When I was about 11, I went to the beach with my grandma. A man who worked at the hotel there wanted to show me something, alone. First he showed me the flowers and butterflies of the garden. Then he asked if I knew that all men had a thing, and he pointed to his pants. I felt uncomfortable and froze, then I left, and found my grandma.

She told me not to be alone with men, that they would do something to me. She warned me even though I never told her about what he said. I thought I would be in trouble.

Somehow, still, she seemed to know that he tried to be inappropriate.

She told me men cheated, they only wanted one thing. It seemed to be true. But she took responsibility away from them, and made it seem like they couldn’t help themselves. You show a bit of leg or are alone with one, what do you expect?

My grandma told me about men: To keep them at a distance, and let them do nice things for you, but don’t give them a damn inch.

My other grandma told me different things about men.

They were disappointing. They didn’t make enough money. They didn’t keep you in the same kind of luxury that your father could. She had a totally different background. She had had a lot of money as a child, and married a working-class man.
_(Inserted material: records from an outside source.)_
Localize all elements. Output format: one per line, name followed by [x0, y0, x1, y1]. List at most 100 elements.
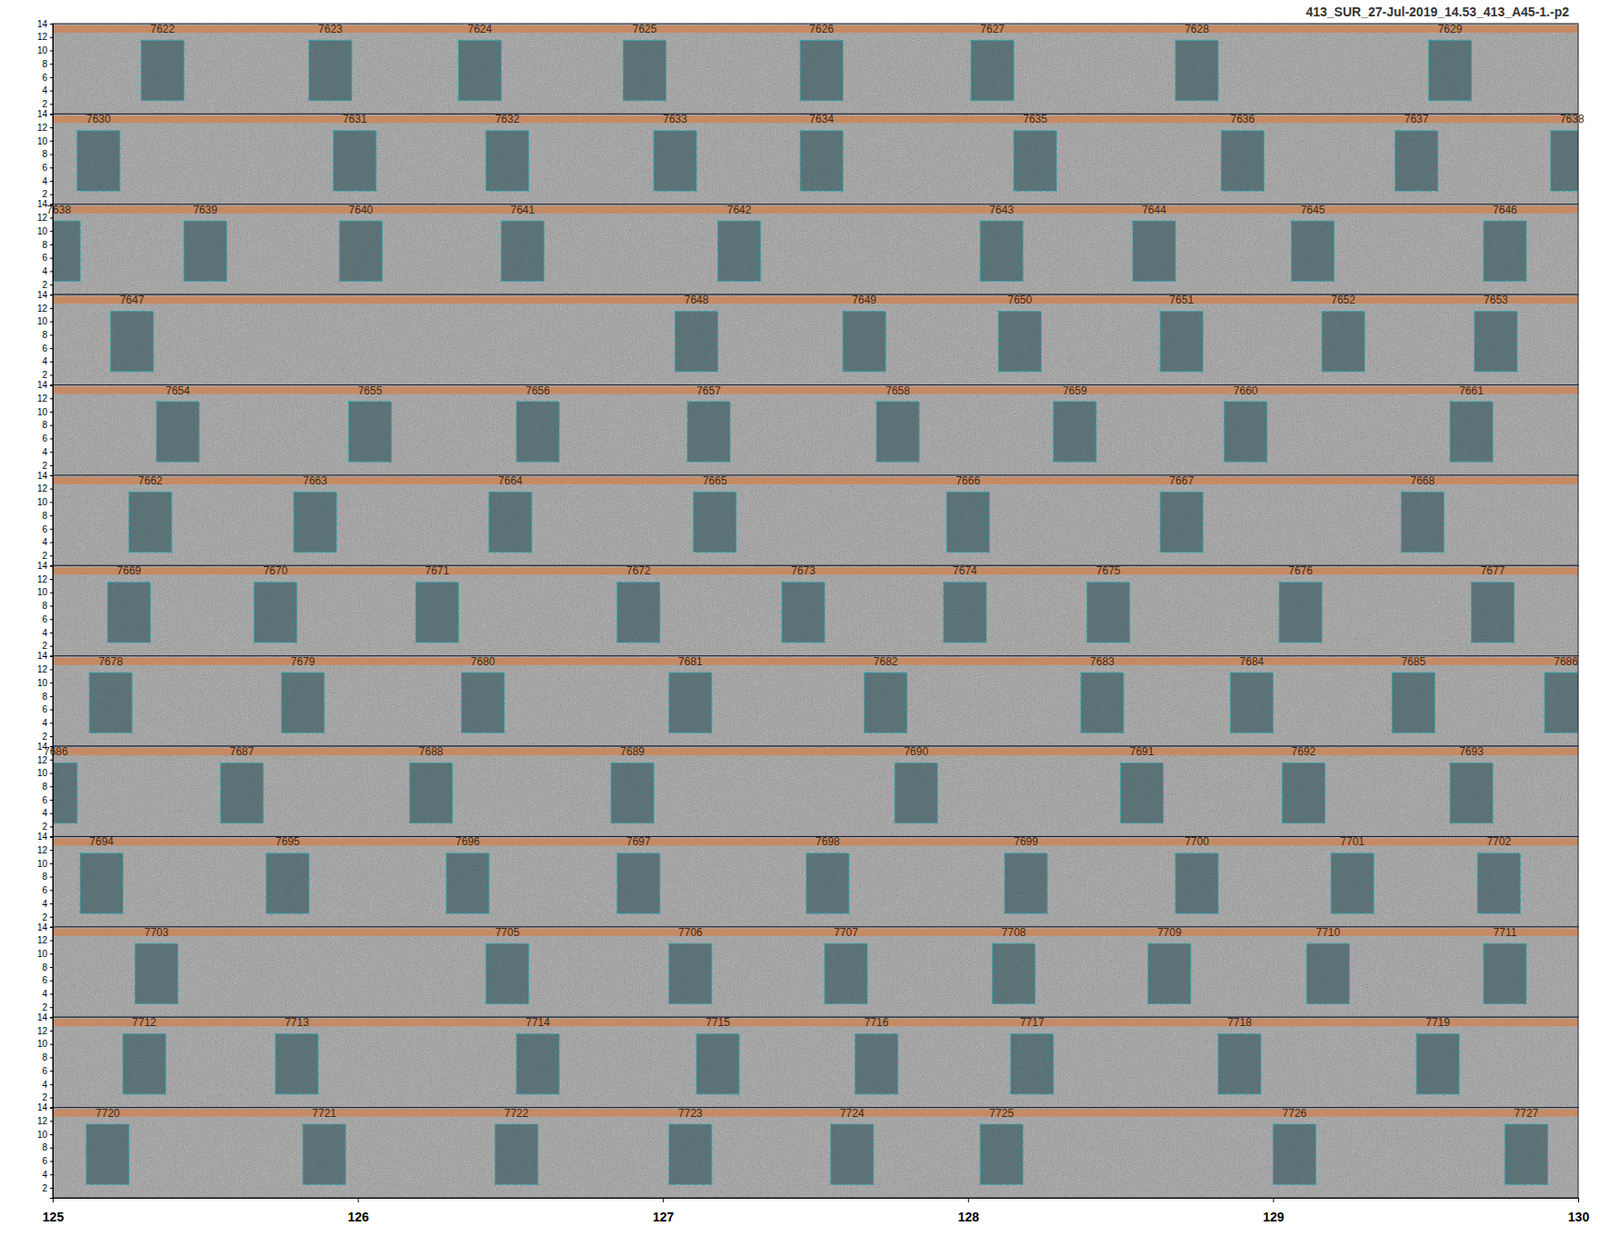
detection-box — [864, 672, 908, 733]
y-tick: 8 — [41, 600, 53, 611]
detection-box — [800, 130, 843, 191]
y-tick-mark — [50, 1070, 53, 1072]
y-tick-label: 2 — [41, 821, 48, 832]
spectrogram-background — [52, 23, 1579, 114]
y-tick: 14 — [37, 19, 53, 30]
detection-label: 7646 — [1492, 203, 1518, 217]
y-tick-mark — [50, 696, 53, 698]
detection-box — [970, 40, 1014, 100]
y-tick: 6 — [41, 1066, 53, 1077]
detection-label: 7717 — [1020, 1016, 1045, 1030]
panel-frame — [52, 204, 1579, 295]
y-tick: 4 — [41, 1080, 53, 1090]
detections — [107, 582, 1514, 643]
y-tick: 12 — [37, 574, 53, 585]
panel: 7630763176327633763476357636763776382468… — [37, 109, 1594, 205]
y-tick-mark — [50, 592, 53, 594]
y-tick-label: 14 — [37, 109, 49, 120]
detections — [52, 762, 1493, 823]
header-band — [52, 929, 1579, 937]
y-tick-label: 4 — [41, 176, 48, 187]
detection-label: 7636 — [1230, 112, 1255, 126]
detection-box — [1272, 1124, 1316, 1185]
detection-label: 7664 — [498, 474, 523, 488]
y-tick-mark — [50, 800, 53, 801]
y-tick: 6 — [41, 252, 53, 263]
y-tick-mark — [50, 348, 53, 350]
detection-label: 7666 — [955, 474, 980, 488]
detection-box — [876, 401, 920, 462]
detection-box — [1544, 672, 1579, 733]
y-tick-mark — [50, 890, 53, 891]
y-tick: 12 — [37, 845, 53, 856]
y-tick-mark — [50, 23, 53, 25]
detection-label: 7678 — [98, 655, 123, 669]
x-tick-label: 125 — [42, 1210, 65, 1225]
detection-label: 7635 — [1022, 112, 1048, 126]
detection-box — [1080, 672, 1124, 733]
detections — [110, 311, 1518, 372]
detection-box — [1291, 220, 1335, 281]
y-tick-mark — [50, 760, 53, 761]
y-tick-label: 4 — [41, 1080, 48, 1090]
detection-box — [516, 1034, 560, 1095]
detection-label: 7723 — [678, 1107, 703, 1120]
y-tick-mark — [50, 284, 53, 286]
y-tick: 2 — [41, 1092, 53, 1103]
spectrogram-noise — [52, 836, 1579, 927]
y-tick-mark — [50, 294, 53, 296]
y-tick-label: 6 — [41, 1156, 48, 1167]
detection-box — [86, 1124, 130, 1185]
detection-box — [800, 40, 843, 100]
y-tick-mark — [50, 980, 53, 982]
detection-label: 7648 — [684, 293, 710, 307]
y-tick-mark — [50, 656, 53, 658]
detection-label: 7715 — [705, 1016, 730, 1030]
y-tick-mark — [50, 1188, 53, 1190]
detection-label: 7698 — [815, 835, 840, 849]
detection-label: 7684 — [1240, 655, 1265, 669]
y-tick-label: 12 — [37, 122, 49, 133]
detection-box — [122, 1034, 166, 1095]
y-tick-mark — [50, 927, 53, 929]
y-tick: 10 — [37, 859, 53, 870]
y-tick-mark — [50, 1030, 53, 1032]
detection-box — [495, 1124, 539, 1185]
detection-label: 7726 — [1282, 1107, 1308, 1120]
x-tick: 129 — [1262, 1198, 1285, 1225]
y-tick-mark — [50, 90, 53, 92]
detection-label: 7630 — [86, 112, 111, 126]
y-axis-line — [50, 24, 54, 115]
detection-label: 7699 — [1013, 835, 1039, 849]
panel-frame — [52, 23, 1579, 114]
y-tick: 10 — [37, 136, 53, 147]
y-tick-label: 8 — [41, 871, 48, 882]
y-tick-label: 14 — [37, 199, 49, 210]
spectrogram-background — [52, 927, 1579, 1018]
y-tick-label: 2 — [41, 189, 48, 200]
y-tick-label: 14 — [37, 922, 49, 933]
y-tick: 8 — [41, 59, 53, 70]
header-band — [52, 387, 1579, 395]
y-axis: 2468101214 — [37, 1102, 54, 1199]
y-tick-mark — [50, 917, 53, 919]
detection-box — [1391, 672, 1435, 733]
y-tick: 8 — [41, 149, 53, 160]
detection-label: 7623 — [318, 22, 343, 36]
y-tick-label: 8 — [41, 510, 48, 521]
y-tick: 12 — [37, 212, 53, 223]
detection-label: 7677 — [1480, 564, 1506, 578]
y-tick-label: 10 — [37, 45, 49, 56]
y-tick: 2 — [41, 640, 53, 651]
y-tick-label: 2 — [41, 640, 48, 651]
y-tick: 14 — [37, 560, 53, 571]
detections — [52, 220, 1527, 281]
detection-box — [89, 672, 132, 733]
y-tick: 14 — [37, 922, 53, 933]
x-tick-mark — [1272, 1198, 1274, 1203]
y-tick-mark — [50, 529, 53, 530]
y-axis: 2468101214 — [37, 922, 54, 1019]
y-tick: 6 — [41, 885, 53, 896]
y-tick-label: 12 — [37, 1116, 49, 1127]
y-tick-label: 12 — [37, 393, 49, 404]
No more jewelry, no big fancy house—just work, hard work, and four children.

One saw men as perverts who sucked the life out of you…who wanted sex like an adult, but functioned like a child…who needed a woman to moderate his feelings, do his chores. Women were the stronger sex, and so we had to help men, out of pity.
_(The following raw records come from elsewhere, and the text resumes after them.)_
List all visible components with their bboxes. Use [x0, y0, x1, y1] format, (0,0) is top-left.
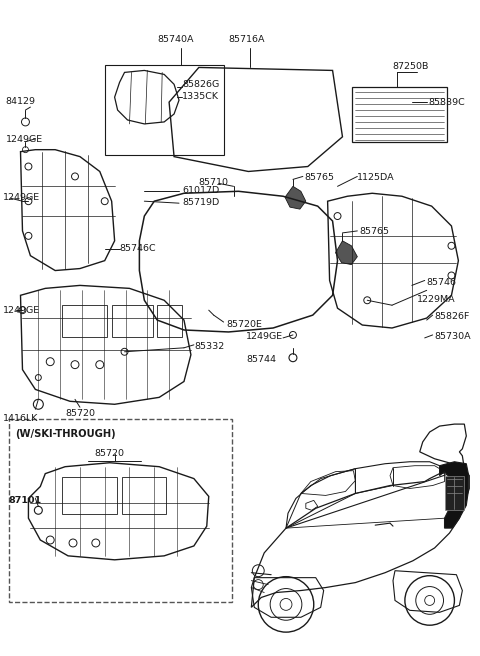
- Text: 1335CK: 1335CK: [182, 92, 219, 101]
- Bar: [121, 477, 166, 514]
- Text: 85746C: 85746C: [120, 244, 156, 253]
- Bar: [157, 305, 182, 337]
- Text: 85332: 85332: [194, 342, 224, 351]
- Text: 85719D: 85719D: [182, 198, 219, 207]
- Text: (W/SKI-THROUGH): (W/SKI-THROUGH): [15, 429, 116, 439]
- Text: 85720E: 85720E: [227, 320, 263, 329]
- Text: 85720: 85720: [95, 449, 125, 458]
- Bar: [105, 66, 224, 155]
- Text: 1249GE: 1249GE: [3, 306, 40, 315]
- Text: 85740A: 85740A: [157, 35, 194, 44]
- Text: 1249GE: 1249GE: [6, 135, 43, 144]
- Bar: [62, 477, 117, 514]
- Text: 87250B: 87250B: [392, 62, 428, 72]
- Text: 1249GE: 1249GE: [246, 332, 284, 341]
- Text: 85826F: 85826F: [434, 312, 470, 321]
- Polygon shape: [336, 241, 357, 264]
- Text: 85839C: 85839C: [429, 98, 466, 107]
- Text: 85826G: 85826G: [182, 80, 219, 89]
- Polygon shape: [440, 462, 468, 528]
- Bar: [62, 305, 107, 337]
- Text: 61017D: 61017D: [182, 186, 219, 195]
- Text: 1229MA: 1229MA: [417, 295, 456, 304]
- Bar: [352, 87, 446, 142]
- Bar: [444, 476, 464, 510]
- Text: 1416LK: 1416LK: [3, 414, 38, 423]
- Text: 85744: 85744: [246, 355, 276, 363]
- Bar: [112, 305, 153, 337]
- Text: 87101: 87101: [9, 497, 42, 505]
- Text: 1249GE: 1249GE: [3, 194, 40, 202]
- Text: 85710: 85710: [199, 178, 229, 188]
- Text: 85746: 85746: [427, 278, 456, 287]
- Text: 85765: 85765: [305, 173, 335, 182]
- Polygon shape: [285, 186, 306, 209]
- Text: 85765: 85765: [360, 227, 389, 236]
- Text: 84129: 84129: [6, 97, 36, 106]
- Text: 1125DA: 1125DA: [357, 173, 395, 182]
- Text: 85720: 85720: [65, 409, 95, 419]
- Text: 85730A: 85730A: [434, 332, 471, 341]
- Text: 85716A: 85716A: [228, 35, 265, 44]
The other saw men as failures, as creatures who should provide, but who ultimately did not live up to the hype. The past was golden, youth was golden, and the future was just one of hard work and pain. She felt cheated. Her life was supposed to be more opulent, more glamorous.

We made Thanksgiving dinners while they sat and watched football. We sweat from the heat of the stove and they got the leg, the choice cuts. My grandmothers and aunts wondered what life would be like if they never got married, and then asked when I was going to tie the knot.

It’s strange today to hear men gripe about how modern women don’t do what their grandmas did.

All I can think of is: Of course not.

Our grandmas are not examples we follow—they are cautionary tales.

We have to make our own lives, without expectations of anyone else to drag us down or save us.